Generell hat die Corona-Pandemie den digitalen Wandel weiter beschleunigt. Welche Herausforderungen und Chancen ergeben sich daraus für die Nutzungsforschung digitaler Medien?

Die grösste Herausforderung ist die Fragmentierung der Angebote und der Nutzerschaft. Mit den stichprobenbasierten Ansätzen kommt man irgendwann an den Anschlag, wenn man Hunderte von Klein- und Kleinstmedien erheben möchte. Auch die Teilnahmebereitschaft der Bevölkerung an den verschiedenen Studien müssen wir im Auge behalten. Gleichzeitig sehen wir, dass stichprobenbasierte und vor allem panelbasierte Ansätze eine starke Renaissance erleben. In den Guidelines des Welt-Werbeauftraggeber-Verbandes (WFA) für eine zukünftige Crossmedia-Messung stellt ein (oder mehrere) Panel das Kernstück dar. Das Panel dient als «Schiedsrichterin der Wahrheit», die den Massstab für die Nutzung und die Überschneidungen des Medienkonsums setzt. Um die Grenzen der Fallzahlen zu überwinden, sind dann hybride Forschungsansätze gefragt.


Zurück zum Digimonitor, gibt es hier schon Pläne für die nächste Weiterentwicklung?

Wir sind mit der WEMF daran zu prüfen, ob wir die Digimonitor-Ergebnisse mit einer Mediennutzungstypologie anreichern können. Dieses Jahr gibt es auch noch einen Spin-off des Digimonitors. Der Spin-off soll die Mediennutzung der Schweizer Werbeentscheider erheben und gegenüber der «normalen» Bevölkerung einordnen. Die Studie ist aktuell im Feld. Wir freuen uns über möglichst viele teilnehmende Werbeentscheider.

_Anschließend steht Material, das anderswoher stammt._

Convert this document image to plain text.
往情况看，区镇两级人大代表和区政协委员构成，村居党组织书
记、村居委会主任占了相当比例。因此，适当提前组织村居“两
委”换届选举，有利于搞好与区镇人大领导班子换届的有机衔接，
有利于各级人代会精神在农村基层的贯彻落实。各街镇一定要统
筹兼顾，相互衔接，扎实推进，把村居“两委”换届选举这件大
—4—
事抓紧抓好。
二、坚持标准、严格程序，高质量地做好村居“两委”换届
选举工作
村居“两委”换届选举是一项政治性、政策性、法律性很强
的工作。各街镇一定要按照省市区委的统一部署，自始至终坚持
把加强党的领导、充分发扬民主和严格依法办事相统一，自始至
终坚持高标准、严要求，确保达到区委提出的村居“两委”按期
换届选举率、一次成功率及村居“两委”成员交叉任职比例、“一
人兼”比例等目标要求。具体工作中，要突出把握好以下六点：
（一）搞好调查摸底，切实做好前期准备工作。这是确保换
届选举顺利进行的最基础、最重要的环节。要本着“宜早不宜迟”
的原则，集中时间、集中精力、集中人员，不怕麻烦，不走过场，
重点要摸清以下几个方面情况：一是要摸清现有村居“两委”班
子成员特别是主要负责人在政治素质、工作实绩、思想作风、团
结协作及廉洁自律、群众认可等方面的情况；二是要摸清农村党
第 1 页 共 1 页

Die IGEM veröffentlicht den Digimonitor schon seit 2014 gemeinsam mit der WEMF. Welche Synergien bringt diese Zusammenarbeit?

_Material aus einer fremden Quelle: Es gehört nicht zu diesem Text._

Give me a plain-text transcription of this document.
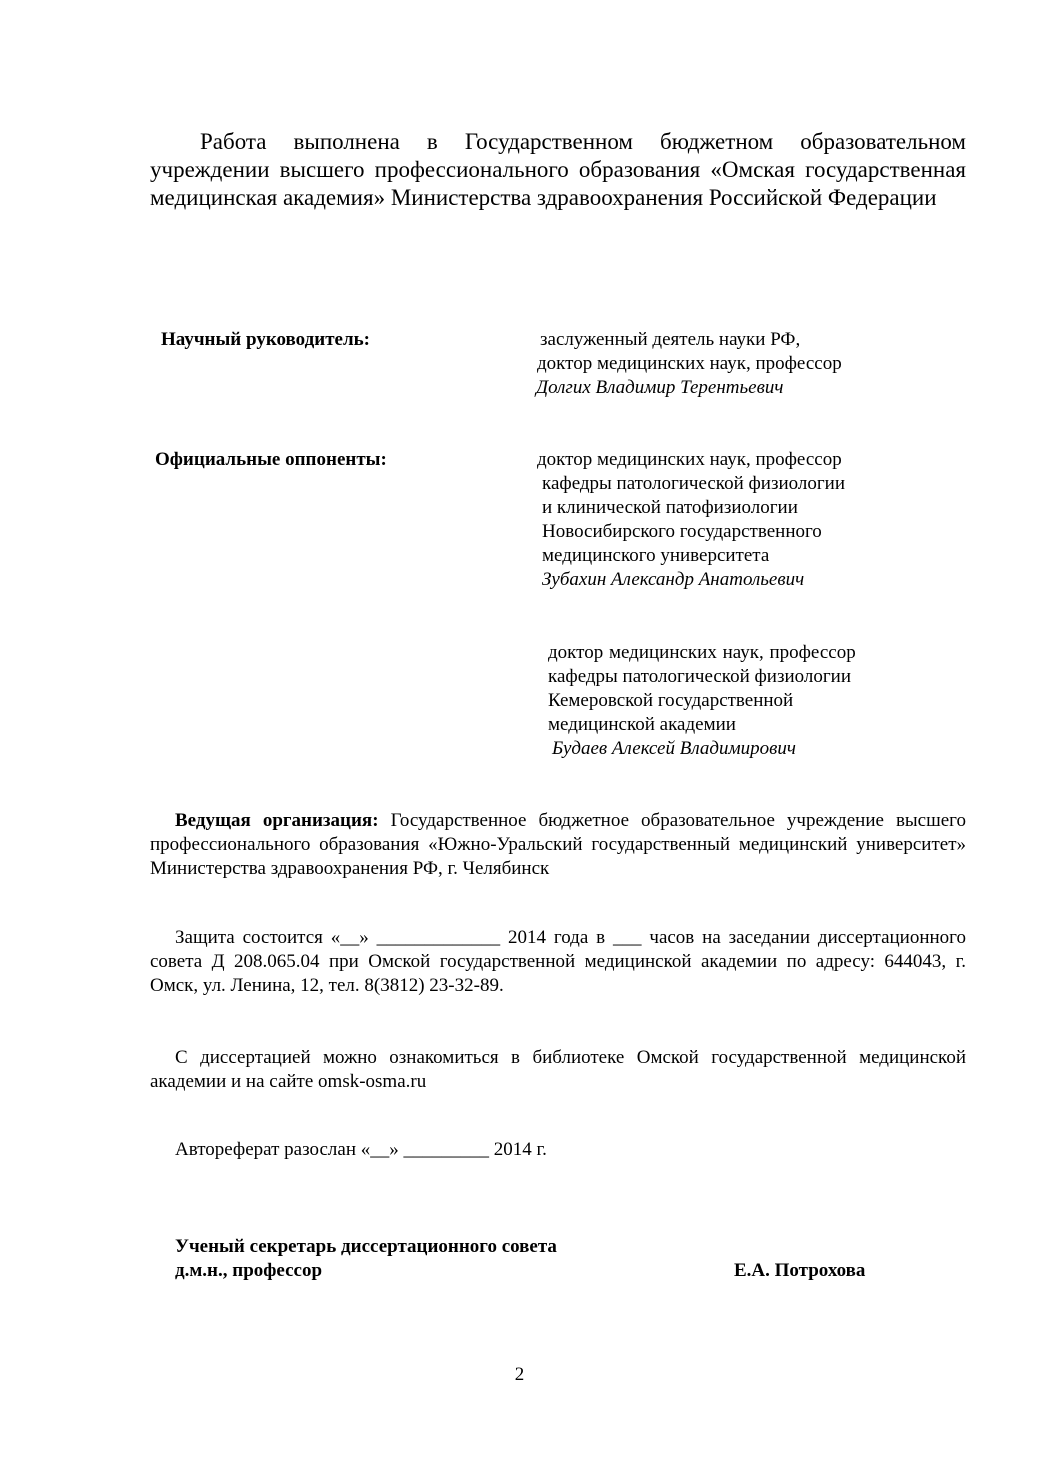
Работа выполнена в Государственном бюджетном образовательном учреждении высшего профессионального образования «Омская государственная медицинская академия» Министерства здравоохранения Российской Федерации
Научный руководитель:	заслуженный деятель науки РФ,
доктор медицинских наук, профессор
Долгих Владимир Терентьевич
Официальные оппоненты:	доктор медицинских наук, профессор
кафедры патологической физиологии
и клинической патофизиологии
Новосибирского государственного
медицинского университета
Зубахин Александр Анатольевич
доктор медицинских наук, профессор
кафедры патологической физиологии
Кемеровской государственной
медицинской академии
Будаев Алексей Владимирович
Ведущая организация: Государственное бюджетное образовательное учреждение высшего профессионального образования «Южно-Уральский государственный медицинский университет» Министерства здравоохранения РФ, г. Челябинск
Защита состоится «__» _____________ 2014 года в ___ часов на заседании диссертационного совета Д 208.065.04 при Омской государственной медицинской академии по адресу: 644043, г. Омск, ул. Ленина, 12, тел. 8(3812) 23-32-89.
С диссертацией можно ознакомиться в библиотеке Омской государственной медицинской академии и на сайте omsk-osma.ru
Автореферат разослан «__» _________ 2014 г.
Ученый секретарь диссертационного совета
д.м.н., профессор	Е.А. Потрохова
2
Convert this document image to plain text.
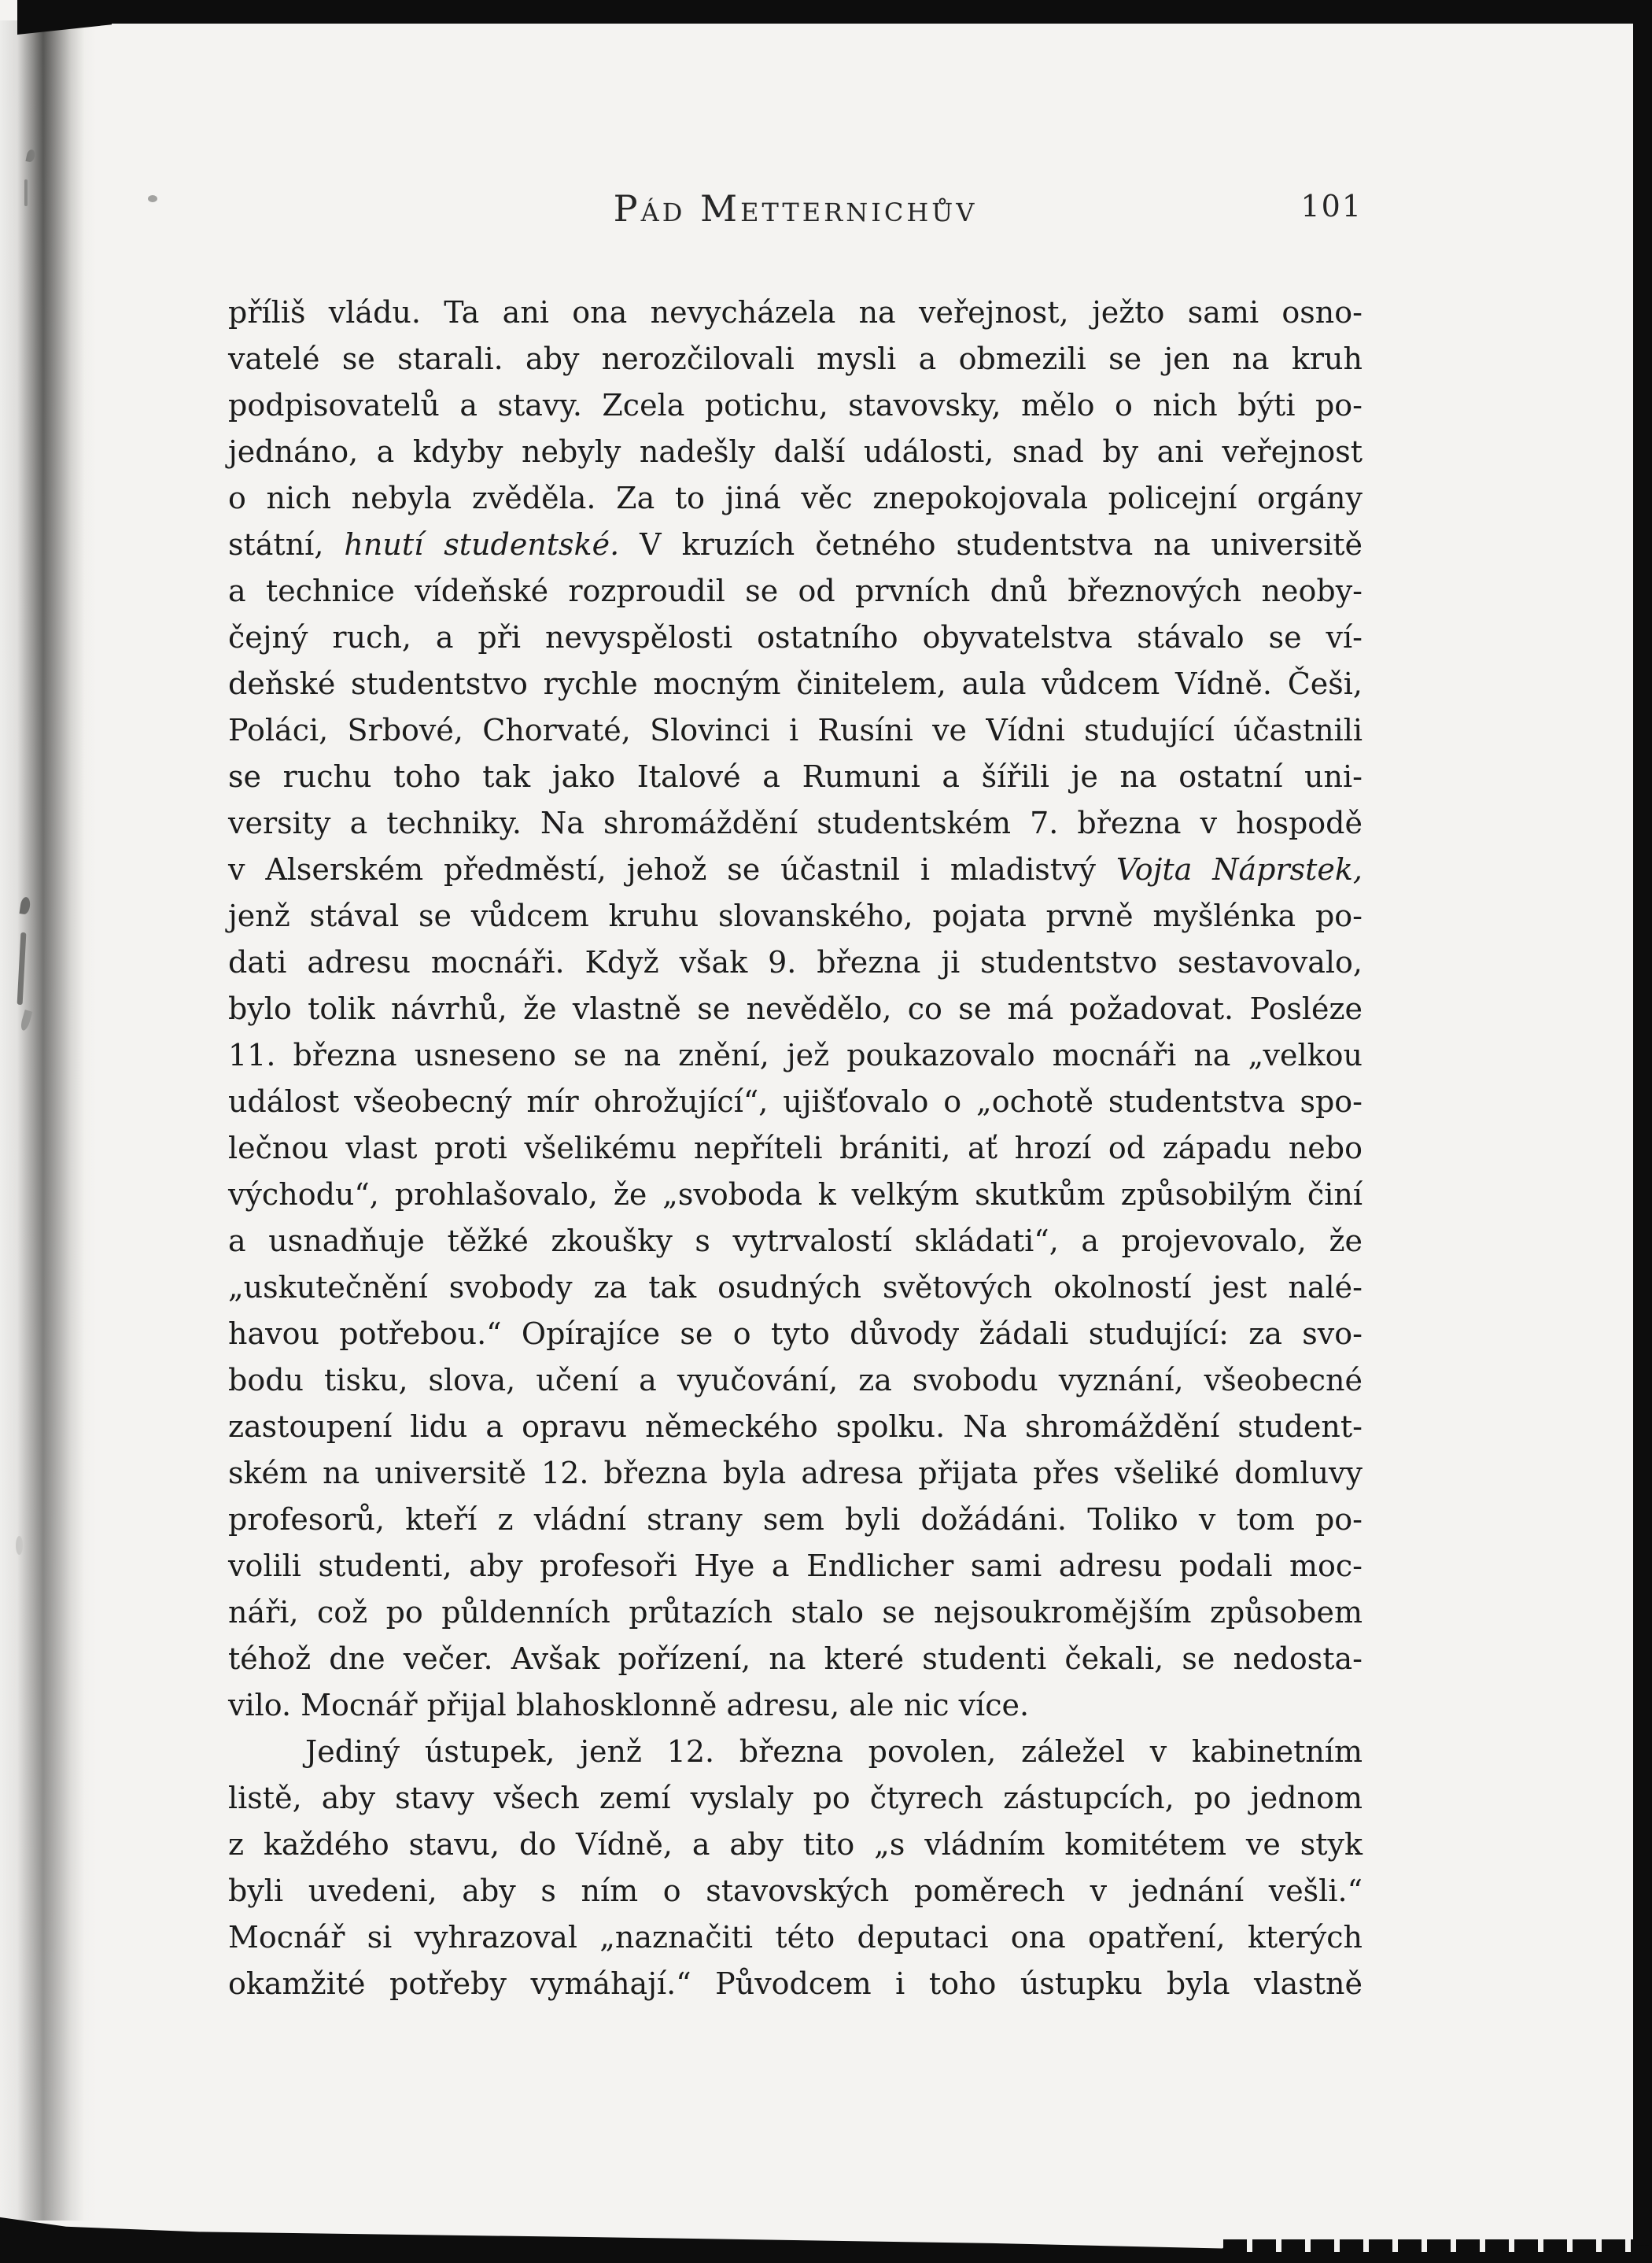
Pád Metternichův	101
příliš vládu. Ta ani ona nevycházela na veřejnost, ježto sami osno-
vatelé se starali. aby nerozčilovali mysli a obmezili se jen na kruh
podpisovatelů a stavy. Zcela potichu, stavovsky, mělo o nich býti po-
jednáno, a kdyby nebyly nadešly další události, snad by ani veřejnost
o nich nebyla zvěděla. Za to jiná věc znepokojovala policejní orgány
státní, hnutí studentské. V kruzích četného studentstva na universitě
a technice vídeňské rozproudil se od prvních dnů březnových neoby-
čejný ruch, a při nevyspělosti ostatního obyvatelstva stávalo se ví-
deňské studentstvo rychle mocným činitelem, aula vůdcem Vídně. Češi,
Poláci, Srbové, Chorvaté, Slovinci i Rusíni ve Vídni studující účastnili
se ruchu toho tak jako Italové a Rumuni a šířili je na ostatní uni-
versity a techniky. Na shromáždění studentském 7. března v hospodě
v Alserském předměstí, jehož se účastnil i mladistvý Vojta Náprstek,
jenž stával se vůdcem kruhu slovanského, pojata prvně myšlénka po-
dati adresu mocnáři. Když však 9. března ji studentstvo sestavovalo,
bylo tolik návrhů, že vlastně se nevědělo, co se má požadovat. Posléze
11. března usneseno se na znění, jež poukazovalo mocnáři na „velkou
událost všeobecný mír ohrožující“, ujišťovalo o „ochotě studentstva spo-
lečnou vlast proti všelikému nepříteli brániti, ať hrozí od západu nebo
východu“, prohlašovalo, že „svoboda k velkým skutkům způsobilým činí
a usnadňuje těžké zkoušky s vytrvalostí skládati“, a projevovalo, že
„uskutečnění svobody za tak osudných světových okolností jest nalé-
havou potřebou.“ Opírajíce se o tyto důvody žádali studující: za svo-
bodu tisku, slova, učení a vyučování, za svobodu vyznání, všeobecné
zastoupení lidu a opravu německého spolku. Na shromáždění student-
ském na universitě 12. března byla adresa přijata přes všeliké domluvy
profesorů, kteří z vládní strany sem byli dožádáni. Toliko v tom po-
volili studenti, aby profesoři Hye a Endlicher sami adresu podali moc-
náři, což po půldenních průtazích stalo se nejsoukromějším způsobem
téhož dne večer. Avšak pořízení, na které studenti čekali, se nedosta-
vilo. Mocnář přijal blahosklonně adresu, ale nic více.
Jediný ústupek, jenž 12. března povolen, záležel v kabinetním
listě, aby stavy všech zemí vyslaly po čtyrech zástupcích, po jednom
z každého stavu, do Vídně, a aby tito „s vládním komitétem ve styk
byli uvedeni, aby s ním o stavovských poměrech v jednání vešli.“
Mocnář si vyhrazoval „naznačiti této deputaci ona opatření, kterých
okamžité potřeby vymáhají.“ Původcem i toho ústupku byla vlastně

Mit der WEMF haben wir einen verlässlichen und kompetenten Partner für die Digimonitor-Studie. Wir zählen auf ihre Expertise für Befragungen zur Mediennutzung. Die Integration der jährlichen Studienergebnisse in das Auswertungstool NEXT>LEVEL der WEMF ermöglicht uns, per Klick Vergleiche über mehrere Jahre zu machen. Das ist sehr komfortabel. Umgekehrt kann die WEMF als Mitherausgeberin des Digimonitors ihre intermedialen Kompetenzen unterstreichen. Die WEMF und die IGEM erheben zum Beispiel im Rahmen des Digimonitors die einzigen verlässlichen Daten zur Social-Media-Nutzung in der Schweiz.


Vielen Dank für diese interessanten Ausführungen.


Siri Fischer © Melanie Ohnemüller

Zur Person

Siri Fischer ist seit 2017 Geschäftsführerin der IGEM Interessengemeinschaft Elektronische Medien. Daneben ist sie Co-Founderin von Datapeople, in der Forschungskommission der Mediapulse, im Stiftungsrat der Werbestatistik Schweiz, im Advisory Board der IAB Switzerland und im Vorstand von KS/CS Kommunikation Schweiz.